I was able to generally automate this with the following script:

#!/bin/sh

for post in "$@"; do
  sed -i '
  1,/^$/ {
    1 i\---
    1 i\layout: post

    s/Title:/title:/
    s/Date:/date:/
    s/Tags:/tags:/

    /^$/ i\---
  }
  ' $post
done

The tags: header need further processing to transform them into a YAML list. That means something like:

tags: foo,bar,baz

Would need to end up looking like:

tags:
  - foo
  - bar
  - baz

While that’s not entirely accurate – YAML supports multiple list syntaxes and I could have just expressed that as [foo,bar,baz] – I prefer this extended syntax and got there via the following awk script:

BEGIN {state=0}

state == 1 && /^tags:/ {
  tags=$2
  next
}

state == 1 && /^---$/ {
  if (tags) {
    split(tags, taglist, ",")
    print "tags:"
    for (t in taglist)
      print "  -", taglist[t]
  }

  state=2
}

state == 0 && /^---$/ { state=1 }

{print}

(This would process a single post; I wrapped it in a shell script to run it across all the posts.)

Redirecting legacy links

In order to preserve links pointing at the old blog I needed to generate a bunch of HTML redirect files. Scriptogram posts had permalinks of the form /post/<slug>, where <slug> was computed from the post aliases: ["/2013/11/13/moving-to-github/"] title. GitHub posts (with permalinks: pretty) have the form /<year>/<month>/<day>/<title>, where <title> comes from the filename rather than the post metadata.

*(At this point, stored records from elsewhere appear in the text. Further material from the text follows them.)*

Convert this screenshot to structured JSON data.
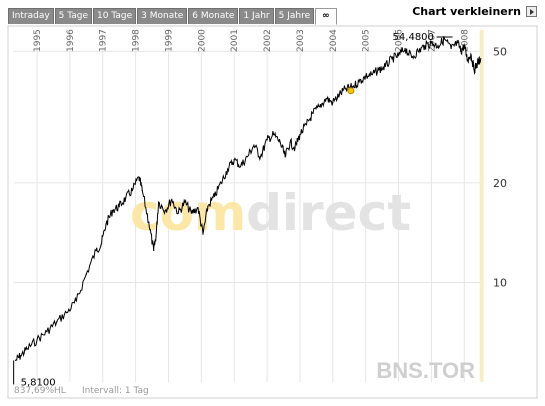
{
  "tabs": [
    {
      "label": "Intraday",
      "active": false
    },
    {
      "label": "5 Tage",
      "active": false
    },
    {
      "label": "10 Tage",
      "active": false
    },
    {
      "label": "3 Monate",
      "active": false
    },
    {
      "label": "6 Monate",
      "active": false
    },
    {
      "label": "1 Jahr",
      "active": false
    },
    {
      "label": "5 Jahre",
      "active": false
    },
    {
      "label": "∞",
      "active": true
    }
  ],
  "header": {
    "shrink_label": "Chart verkleinern"
  },
  "watermark": {
    "part1": "comdirect",
    "color_accent": "#f5c400"
  },
  "symbol": "BNS.TOR",
  "footer": {
    "change": "837,69%HL",
    "interval": "Intervall: 1 Tag"
  },
  "markers": {
    "high_label": "54,4800",
    "low_label": "5,8100"
  },
  "colors": {
    "line": "#000000",
    "grid": "#e6e6e6",
    "today_band": "#f8eec3",
    "tab_bg": "#8a8a8a"
  },
  "chart_data": {
    "type": "line",
    "y_scale": "log",
    "ylim": [
      5.0,
      58.0
    ],
    "xlim": [
      1994.3,
      2008.6
    ],
    "x_ticks": [
      "1995",
      "1996",
      "1997",
      "1998",
      "1999",
      "2000",
      "2001",
      "2002",
      "2003",
      "2004",
      "2005",
      "2006",
      "2007",
      "2008"
    ],
    "y_ticks": [
      10,
      20,
      50
    ],
    "series": [
      {
        "x": [
          1994.35,
          1994.5,
          1994.7,
          1995.0,
          1995.3,
          1995.6,
          1995.9,
          1996.2,
          1996.5,
          1996.8,
          1996.95,
          1997.1,
          1997.3,
          1997.5,
          1997.7,
          1997.9,
          1998.1,
          1998.2,
          1998.4,
          1998.55,
          1998.62,
          1998.7,
          1998.9,
          1999.1,
          1999.3,
          1999.5,
          1999.7,
          1999.9,
          2000.05,
          2000.2,
          2000.4,
          2000.6,
          2000.8,
          2001.0,
          2001.2,
          2001.4,
          2001.6,
          2001.8,
          2002.0,
          2002.2,
          2002.4,
          2002.55,
          2002.7,
          2002.85,
          2003.0,
          2003.2,
          2003.4,
          2003.6,
          2003.8,
          2004.0,
          2004.2,
          2004.4,
          2004.6,
          2004.8,
          2005.0,
          2005.2,
          2005.4,
          2005.6,
          2005.8,
          2006.0,
          2006.2,
          2006.4,
          2006.6,
          2006.8,
          2007.0,
          2007.2,
          2007.4,
          2007.6,
          2007.8,
          2007.9,
          2008.0,
          2008.1,
          2008.2,
          2008.3,
          2008.4,
          2008.5
        ],
        "y": [
          5.81,
          6.0,
          6.3,
          6.7,
          7.1,
          7.6,
          8.1,
          8.8,
          10.6,
          12.5,
          13.0,
          15.0,
          16.5,
          17.0,
          18.0,
          19.0,
          20.8,
          19.0,
          15.2,
          12.5,
          13.8,
          17.5,
          16.5,
          17.8,
          16.2,
          17.5,
          16.2,
          16.8,
          14.0,
          17.0,
          18.2,
          20.0,
          22.0,
          23.5,
          22.5,
          24.0,
          26.0,
          24.0,
          27.0,
          28.0,
          26.5,
          24.0,
          26.5,
          25.5,
          28.0,
          30.0,
          32.5,
          34.0,
          36.0,
          35.0,
          37.0,
          38.5,
          39.0,
          40.5,
          42.0,
          42.5,
          44.0,
          45.0,
          47.5,
          48.5,
          51.0,
          48.0,
          50.0,
          52.0,
          53.0,
          52.0,
          54.48,
          51.0,
          53.0,
          50.0,
          52.0,
          47.0,
          49.0,
          44.0,
          46.0,
          47.5
        ]
      }
    ]
  }
}
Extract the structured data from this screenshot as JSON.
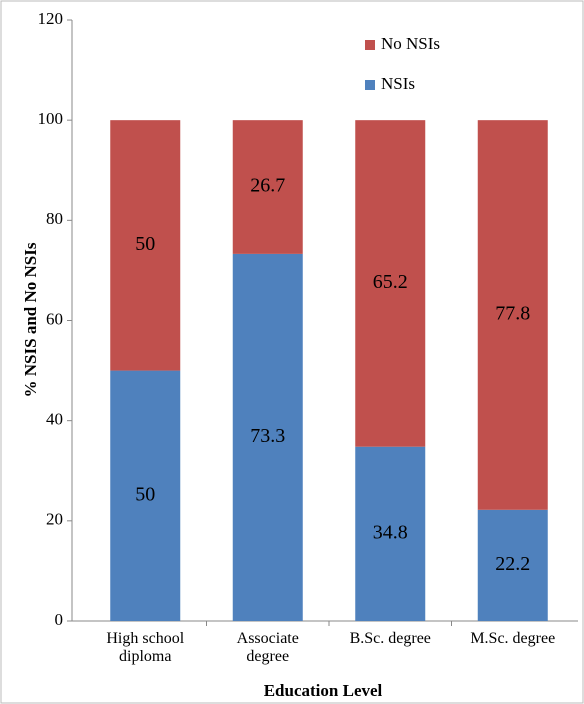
{
  "chart_data": {
    "type": "stacked_bar",
    "categories": [
      "High school\ndiploma",
      "Associate\ndegree",
      "B.Sc. degree",
      "M.Sc. degree"
    ],
    "series": [
      {
        "name": "NSIs",
        "color": "#4f81bd",
        "values": [
          50,
          73.3,
          34.8,
          22.2
        ]
      },
      {
        "name": "No NSIs",
        "color": "#c0504d",
        "values": [
          50,
          26.7,
          65.2,
          77.8
        ]
      }
    ],
    "ylim": [
      0,
      120
    ],
    "yticks": [
      0,
      20,
      40,
      60,
      80,
      100,
      120
    ],
    "y_label": "% NSIS and No NSIs",
    "x_label": "Education Level"
  }
}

I automated the generation of redirects with the following script:

#!/bin/sh

for post in _posts/*; do
  # read the title from the post metadata
  title=$(grep '^title:' $post)
  title=${title/title: /}

  # convert the title from the metadata into the slug
  # used by scriptogram
  slug=${title,,}
  slug=${slug// /-}
  slug=${slug//[.,:?\/\'\"]/}

  # parse the post filename into year, month, day, and title
  # as used by github
  post_name=${post/_posts\//}
  post_date=${post_name:0:10}
  post_title=${post_name:11}
  post_title=${post_title:0:$(( ${#post_title} - 3))}
  post_year=${post_date%%-*}
  tmp=${post_date#*-}
  post_month=${tmp%%-*}
  post_day=${post_date##*-}

  # the url at which the post is available on github
  new_url="/$post_year/$post_month/$post_day/$post_title/"
  
  # generate the html redirect file
  mkdir -p post/$slug
  sed "s|URL|$new_url|g" redirect.html > post/$slug/index.html
done

Where redirect.html looks like this:

<!DOCTYPE html>
<html>
<head>
<link rel="canonical" href="URL"/>
<meta http-equiv="content-type" content="text/html; charset=utf-8" />
<meta http-equiv="refresh" content="0;url=URL" />
</head>
</html>

So given a file _posts/2013-11-12-a-random-collection.md, this would result in a new file post/a-random-collection-of-openstack-tools/index.html with the following content:

<!DOCTYPE html>
<html>
<head>
<link rel="canonical" href="/2013/11/12/a-random-collection/"/>
<meta http-equiv="content-type" content="text/html; charset=utf-8" />
<meta http-equiv="refresh" content="0;url=/2013/11/12/a-random-collection/" />
</head>
</html>

With this in place, a URL such as http://blog.oddbit.com/post/a-random-collection-of-openstack-tools goes to the right place.

Update: It turns out that it has been almost exactly a year since I moved from Blogger to Scriptogram.